My thinking on design would be to keep it a simple (80/20 rule
solution), in which I think a simple comment attribute to the mapping
XML elements.

We can treat comments and properties as two separate features .... or not? They share these characteristics though - (a) the data is arbitrary and not linked to any Cayenne functions (except for reverse- engineering DB comments); (b) they may optionally be excluded from runtime; (c) users want both of them :-)

In an XML attribute we have to take care encoding the
value.

Just sticking it in a CDATA section should take care of it.

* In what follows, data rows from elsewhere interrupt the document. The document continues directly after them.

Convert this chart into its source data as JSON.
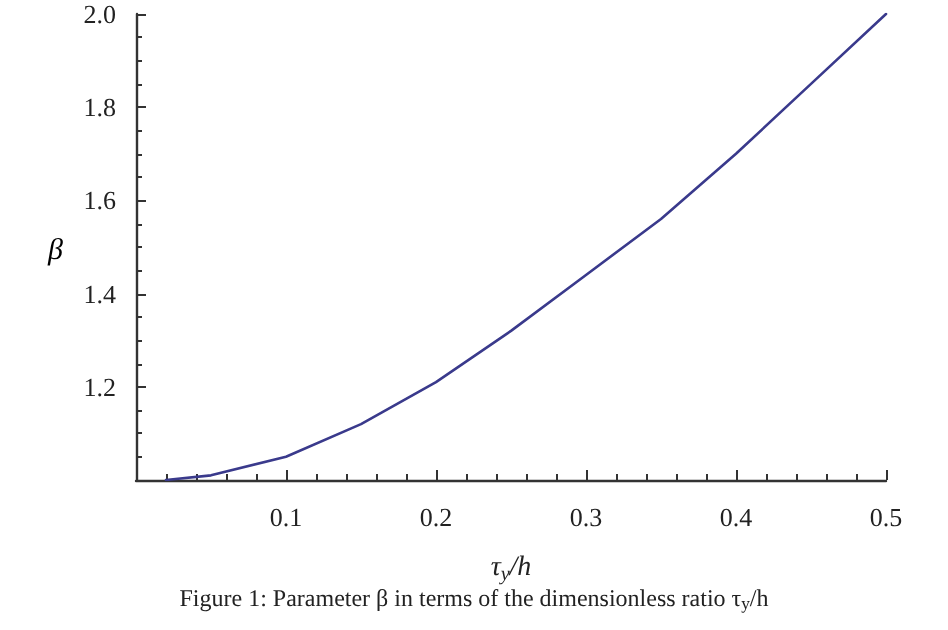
{
  "chart_data": {
    "type": "line",
    "x": [
      0.02,
      0.05,
      0.1,
      0.15,
      0.2,
      0.25,
      0.3,
      0.35,
      0.4,
      0.45,
      0.5
    ],
    "series": [
      {
        "color": "#3a3a8c",
        "values": [
          1.0,
          1.01,
          1.05,
          1.12,
          1.21,
          1.32,
          1.44,
          1.56,
          1.7,
          1.85,
          2.0
        ]
      }
    ],
    "xlabel": "τ$_{y}$/h",
    "ylabel": "β",
    "xlim": [
      0,
      0.5
    ],
    "xticks": [
      0.1,
      0.2,
      0.3,
      0.4,
      0.5
    ],
    "ylim": [
      1.0,
      2.0
    ],
    "yticks": [
      1.2,
      1.4,
      1.6,
      1.8,
      {
        "value": 2,
        "label": "2.0"
      }
    ],
    "grid": false,
    "marker": "none",
    "line_style": "solid",
    "annotations": [
      "Figure 1: Parameter β in terms of the dimensionless ratio τ$_{y}$/h"
    ]
  }
}
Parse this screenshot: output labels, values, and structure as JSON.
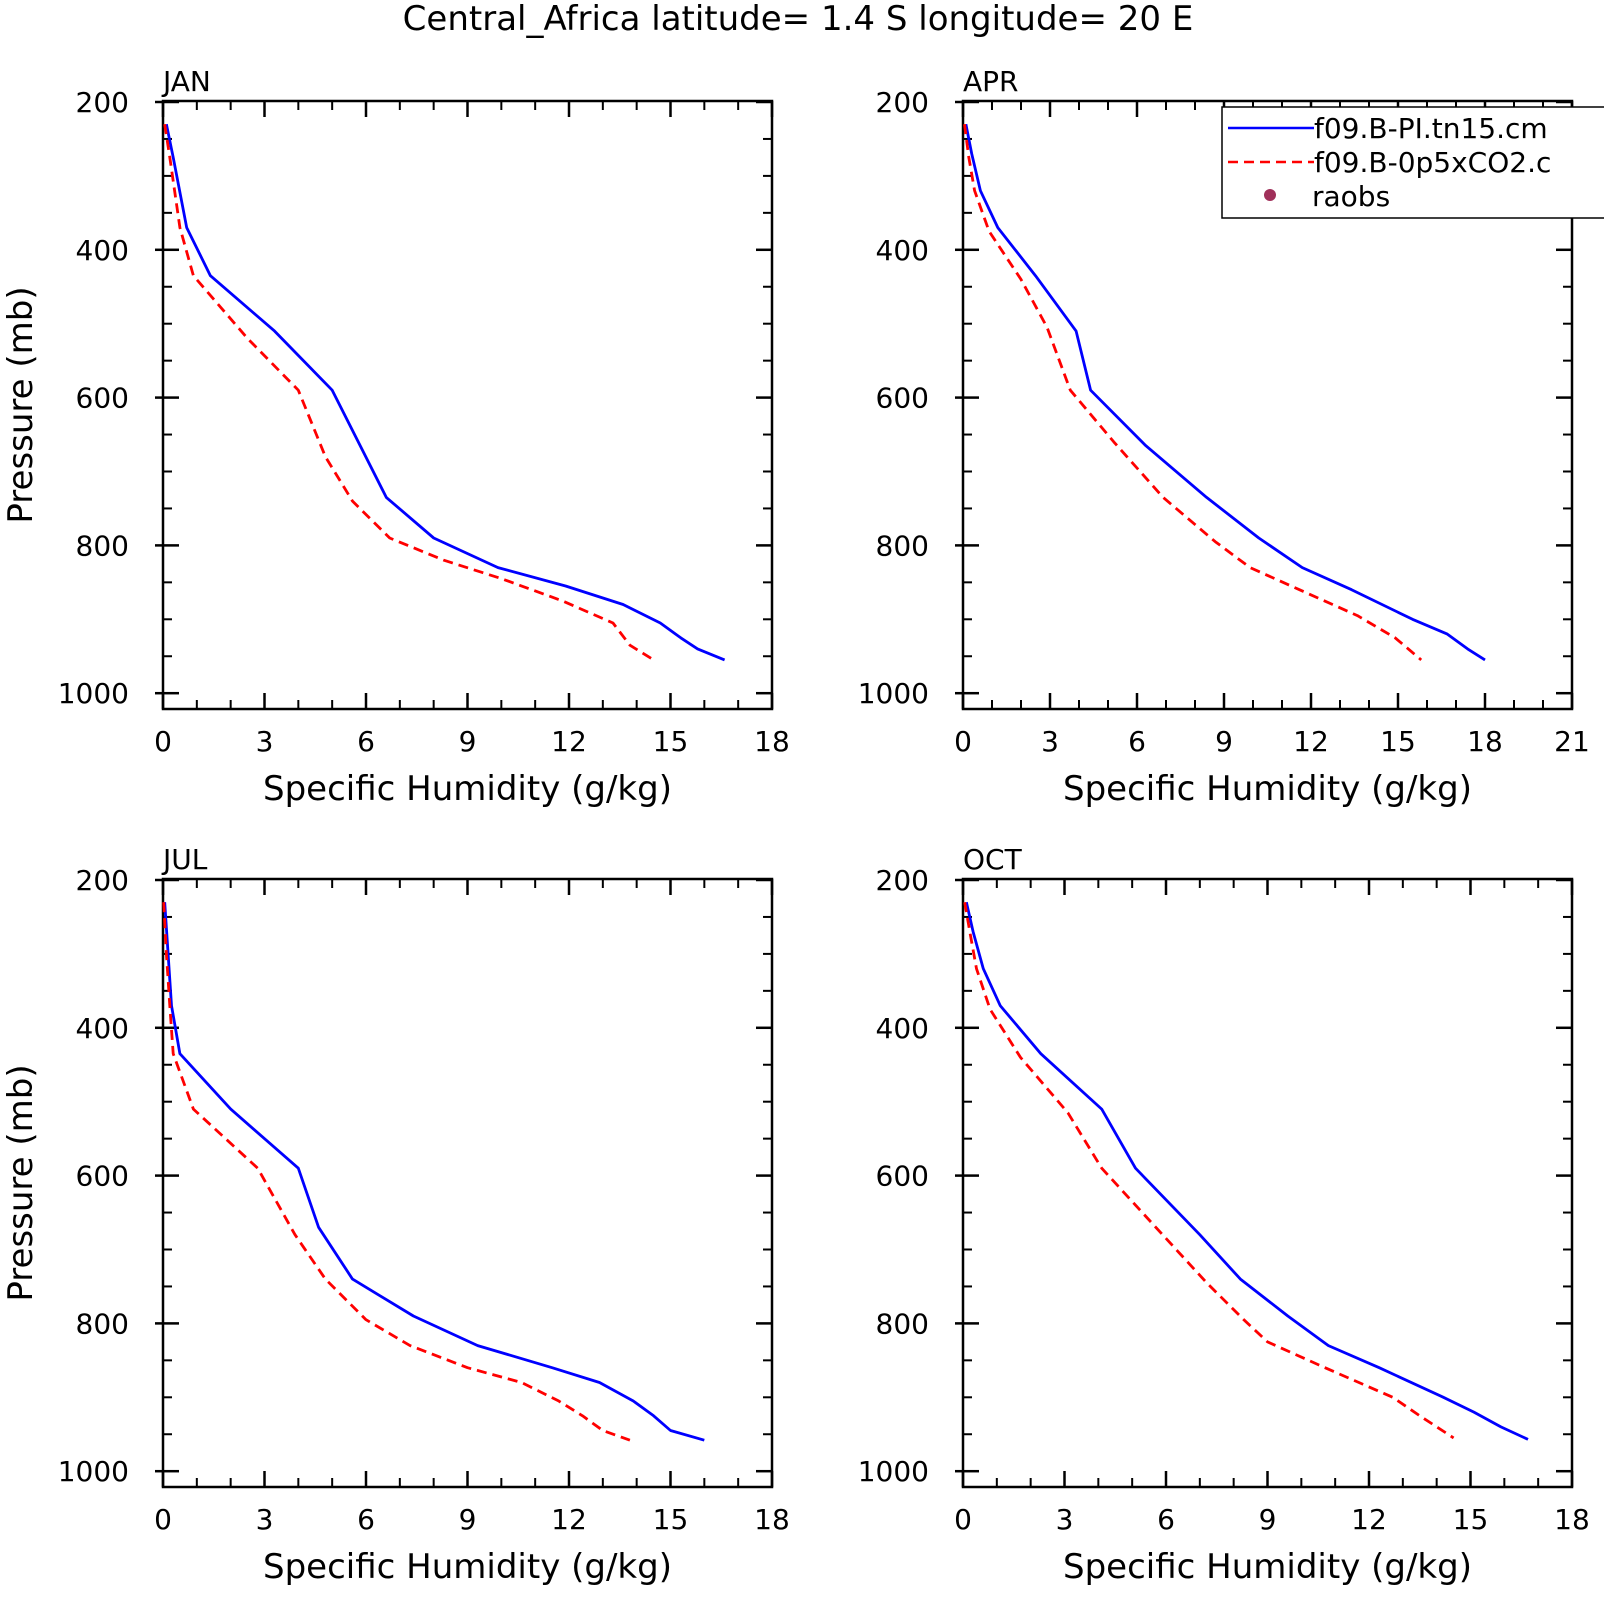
{
  "title": "Central_Africa  latitude= 1.4 S longitude= 20 E",
  "legend": {
    "entries": [
      {
        "label": "f09.B-PI.tn15.cm",
        "color": "#0000ff",
        "style": "solid"
      },
      {
        "label": "f09.B-0p5xCO2.c",
        "color": "#ff0000",
        "style": "dashed"
      },
      {
        "label": "raobs",
        "color": "#a0305a",
        "style": "marker"
      }
    ]
  },
  "chart_data": [
    {
      "type": "line",
      "title": "JAN",
      "xlabel": "Specific Humidity (g/kg)",
      "ylabel": "Pressure (mb)",
      "xlim": [
        0,
        18
      ],
      "ylim": [
        1000,
        200
      ],
      "xticks": [
        "0",
        "3",
        "6",
        "9",
        "12",
        "15",
        "18"
      ],
      "yticks": [
        "200",
        "400",
        "600",
        "800",
        "1000"
      ],
      "series": [
        {
          "name": "f09.B-PI.tn15.cm",
          "color": "#0000ff",
          "dash": false,
          "x": [
            0.1,
            0.3,
            0.7,
            1.4,
            3.3,
            5.0,
            6.6,
            8.0,
            9.9,
            11.9,
            13.6,
            14.7,
            15.3,
            15.8,
            16.6
          ],
          "y": [
            230,
            275,
            370,
            435,
            510,
            590,
            735,
            790,
            830,
            855,
            880,
            905,
            925,
            940,
            955
          ]
        },
        {
          "name": "f09.B-0p5xCO2.c",
          "color": "#ff0000",
          "dash": true,
          "x": [
            0.05,
            0.2,
            0.5,
            0.9,
            2.5,
            4.0,
            4.8,
            5.6,
            6.7,
            8.3,
            10.0,
            11.8,
            13.3,
            13.8,
            14.5
          ],
          "y": [
            230,
            275,
            370,
            435,
            520,
            590,
            680,
            740,
            790,
            820,
            845,
            875,
            905,
            935,
            955
          ]
        }
      ]
    },
    {
      "type": "line",
      "title": "APR",
      "xlabel": "Specific Humidity (g/kg)",
      "ylabel": "",
      "xlim": [
        0,
        21
      ],
      "ylim": [
        1000,
        200
      ],
      "xticks": [
        "0",
        "3",
        "6",
        "9",
        "12",
        "15",
        "18",
        "21"
      ],
      "yticks": [
        "200",
        "400",
        "600",
        "800",
        "1000"
      ],
      "series": [
        {
          "name": "f09.B-PI.tn15.cm",
          "color": "#0000ff",
          "dash": false,
          "x": [
            0.1,
            0.3,
            0.6,
            1.2,
            2.5,
            3.9,
            4.4,
            6.3,
            8.4,
            10.2,
            11.7,
            13.4,
            15.5,
            16.7,
            17.4,
            18.0
          ],
          "y": [
            230,
            270,
            320,
            370,
            435,
            510,
            590,
            665,
            735,
            790,
            830,
            860,
            900,
            920,
            940,
            955
          ]
        },
        {
          "name": "f09.B-0p5xCO2.c",
          "color": "#ff0000",
          "dash": true,
          "x": [
            0.05,
            0.2,
            0.4,
            0.9,
            2.0,
            2.9,
            3.7,
            5.2,
            6.9,
            8.7,
            9.9,
            11.6,
            13.6,
            14.9,
            15.8
          ],
          "y": [
            230,
            275,
            320,
            375,
            440,
            505,
            590,
            660,
            735,
            795,
            830,
            860,
            895,
            925,
            955
          ]
        }
      ]
    },
    {
      "type": "line",
      "title": "JUL",
      "xlabel": "Specific Humidity (g/kg)",
      "ylabel": "Pressure (mb)",
      "xlim": [
        0,
        18
      ],
      "ylim": [
        1000,
        200
      ],
      "xticks": [
        "0",
        "3",
        "6",
        "9",
        "12",
        "15",
        "18"
      ],
      "yticks": [
        "200",
        "400",
        "600",
        "800",
        "1000"
      ],
      "series": [
        {
          "name": "f09.B-PI.tn15.cm",
          "color": "#0000ff",
          "dash": false,
          "x": [
            0.05,
            0.15,
            0.25,
            0.5,
            2.0,
            4.0,
            4.6,
            5.6,
            7.4,
            9.3,
            11.5,
            12.9,
            13.9,
            14.5,
            15.0,
            16.0
          ],
          "y": [
            230,
            300,
            370,
            435,
            510,
            590,
            670,
            740,
            790,
            830,
            860,
            880,
            905,
            925,
            945,
            958
          ]
        },
        {
          "name": "f09.B-0p5xCO2.c",
          "color": "#ff0000",
          "dash": true,
          "x": [
            0.02,
            0.1,
            0.2,
            0.3,
            0.9,
            2.8,
            3.9,
            4.8,
            6.0,
            7.3,
            9.0,
            10.6,
            11.7,
            12.4,
            13.0,
            13.8
          ],
          "y": [
            230,
            300,
            370,
            435,
            510,
            590,
            680,
            740,
            795,
            830,
            860,
            880,
            905,
            925,
            945,
            958
          ]
        }
      ]
    },
    {
      "type": "line",
      "title": "OCT",
      "xlabel": "Specific Humidity (g/kg)",
      "ylabel": "",
      "xlim": [
        0,
        18
      ],
      "ylim": [
        1000,
        200
      ],
      "xticks": [
        "0",
        "3",
        "6",
        "9",
        "12",
        "15",
        "18"
      ],
      "yticks": [
        "200",
        "400",
        "600",
        "800",
        "1000"
      ],
      "series": [
        {
          "name": "f09.B-PI.tn15.cm",
          "color": "#0000ff",
          "dash": false,
          "x": [
            0.1,
            0.3,
            0.6,
            1.1,
            2.3,
            4.1,
            5.1,
            7.0,
            8.2,
            9.6,
            10.8,
            12.3,
            14.2,
            15.1,
            15.9,
            16.7
          ],
          "y": [
            230,
            270,
            320,
            370,
            435,
            510,
            590,
            680,
            740,
            790,
            830,
            860,
            900,
            920,
            940,
            957
          ]
        },
        {
          "name": "f09.B-0p5xCO2.c",
          "color": "#ff0000",
          "dash": true,
          "x": [
            0.05,
            0.2,
            0.4,
            0.8,
            1.7,
            3.1,
            4.1,
            5.7,
            7.2,
            8.3,
            9.0,
            10.7,
            12.7,
            13.5,
            14.5
          ],
          "y": [
            230,
            270,
            320,
            375,
            440,
            515,
            590,
            670,
            745,
            795,
            825,
            860,
            900,
            925,
            955
          ]
        }
      ]
    }
  ]
}
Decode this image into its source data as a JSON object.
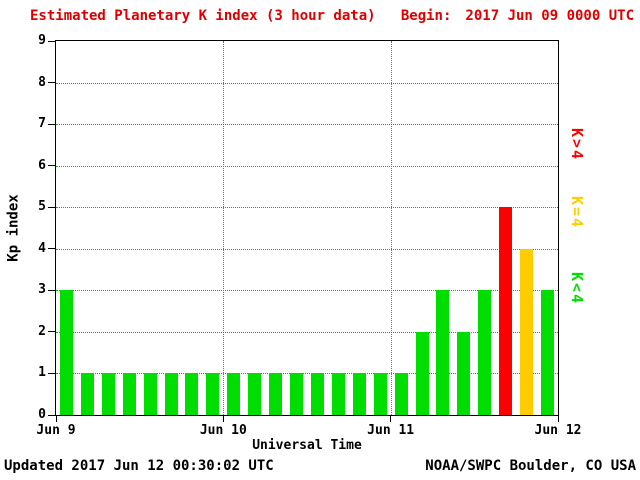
{
  "header": {
    "title": "Estimated Planetary K index (3 hour data)",
    "begin_label": "Begin:",
    "begin_value": "2017 Jun 09 0000 UTC",
    "title_color": "#dd0000"
  },
  "axes": {
    "y_label": "Kp index",
    "x_label": "Universal Time"
  },
  "legend": [
    {
      "id": "gt4",
      "label": "K>4",
      "color": "#ff0000"
    },
    {
      "id": "eq4",
      "label": "K=4",
      "color": "#ffcc00"
    },
    {
      "id": "lt4",
      "label": "K<4",
      "color": "#00dd00"
    }
  ],
  "footer": {
    "updated": "Updated 2017 Jun 12 00:30:02 UTC",
    "credit": "NOAA/SWPC Boulder, CO USA"
  },
  "chart_data": {
    "type": "bar",
    "title": "Estimated Planetary K index (3 hour data)",
    "xlabel": "Universal Time",
    "ylabel": "Kp index",
    "ylim": [
      0,
      9
    ],
    "yticks": [
      0,
      1,
      2,
      3,
      4,
      5,
      6,
      7,
      8,
      9
    ],
    "xtick_labels": [
      "Jun 9",
      "Jun 10",
      "Jun 11",
      "Jun 12"
    ],
    "bin_hours": 3,
    "begin": "2017 Jun 09 0000 UTC",
    "values": [
      3,
      1,
      1,
      1,
      1,
      1,
      1,
      1,
      1,
      1,
      1,
      1,
      1,
      1,
      1,
      1,
      1,
      2,
      3,
      2,
      3,
      5,
      4,
      3
    ],
    "colors": {
      "lt4": "#00dd00",
      "eq4": "#ffcc00",
      "gt4": "#ff0000",
      "grid": "#00bb00"
    },
    "color_rule": "green if K<4, yellow if K=4, red if K>4",
    "grid": true,
    "legend_position": "right"
  }
}
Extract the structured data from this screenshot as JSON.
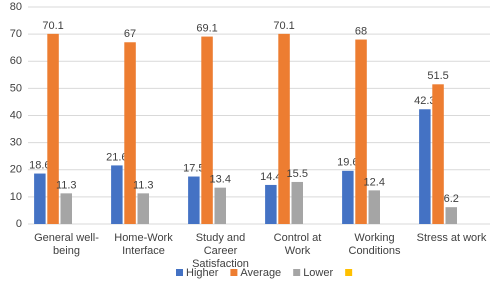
{
  "chart_data": {
    "type": "bar",
    "categories": [
      "General well-being",
      "Home-Work Interface",
      "Study and Career Satisfaction",
      "Control at Work",
      "Working Conditions",
      "Stress at work"
    ],
    "series": [
      {
        "name": "Higher",
        "color": "#4472c4",
        "values": [
          18.6,
          21.6,
          17.5,
          14.4,
          19.6,
          42.3
        ]
      },
      {
        "name": "Average",
        "color": "#ed7d31",
        "values": [
          70.1,
          67,
          69.1,
          70.1,
          68,
          51.5
        ]
      },
      {
        "name": "Lower",
        "color": "#a5a5a5",
        "values": [
          11.3,
          11.3,
          13.4,
          15.5,
          12.4,
          6.2
        ]
      },
      {
        "name": null,
        "color": "#ffc000",
        "values": [
          null,
          null,
          null,
          null,
          null,
          null
        ]
      }
    ],
    "ylim": [
      0,
      80
    ],
    "yticks": [
      0,
      10,
      20,
      30,
      40,
      50,
      60,
      70,
      80
    ],
    "grid": true,
    "legend": "bottom"
  }
}
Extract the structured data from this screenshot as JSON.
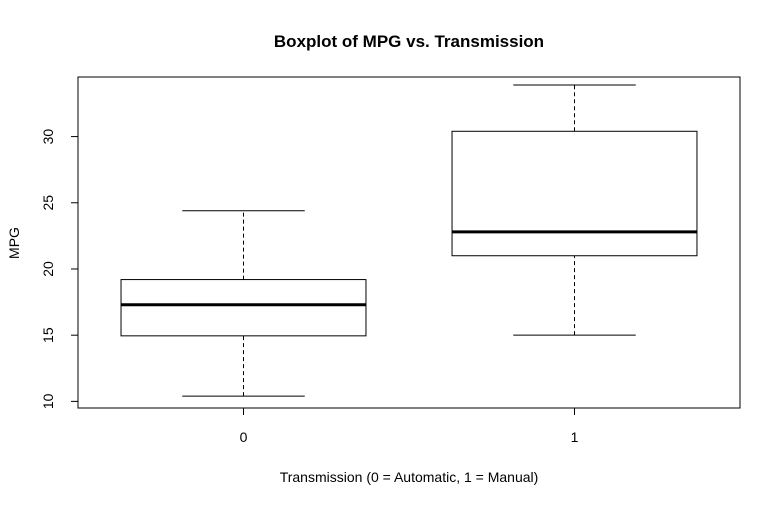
{
  "chart_data": {
    "type": "boxplot",
    "title": "Boxplot of MPG vs. Transmission",
    "xlabel": "Transmission (0 = Automatic, 1 = Manual)",
    "ylabel": "MPG",
    "categories": [
      "0",
      "1"
    ],
    "boxes": [
      {
        "category": "0",
        "min": 10.4,
        "q1": 14.95,
        "median": 17.3,
        "q3": 19.2,
        "max": 24.4
      },
      {
        "category": "1",
        "min": 15.0,
        "q1": 21.0,
        "median": 22.8,
        "q3": 30.4,
        "max": 33.9
      }
    ],
    "yticks": [
      10,
      15,
      20,
      25,
      30
    ],
    "ylim": [
      9.5,
      34.5
    ],
    "grid": false,
    "colors": {
      "box_fill": "#ffffff",
      "line": "#000000",
      "background": "#ffffff"
    }
  }
}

With a simple optional attribute, I would think it would be a pretty
safe bet that there would not be any performance impact on the initial
startup time. I think we are also talking about a trivial amount of
memory.

We are talking about BLOBS of text. Consider people using this for javadocs, with each attribute having a 100 char comment field. For the model of 50 entities with 20 attributes each, we have (50 + 50*20) * 100 = 102K. Not crucial, but still keeping this stuff around in runtime seems wrong. Those things add up over time, resulting in framework becoming heavier with every new release.

I wouldn't mind storing the data in the main XML file, as the parser can skip it in runtime. So how about a simple solution - a single parameter passed to Configuration on load that includes or excludes optional metadata - no lazy loading hassle, still gives lots of flexibility (cgen will include it, runtime will exclude it by default).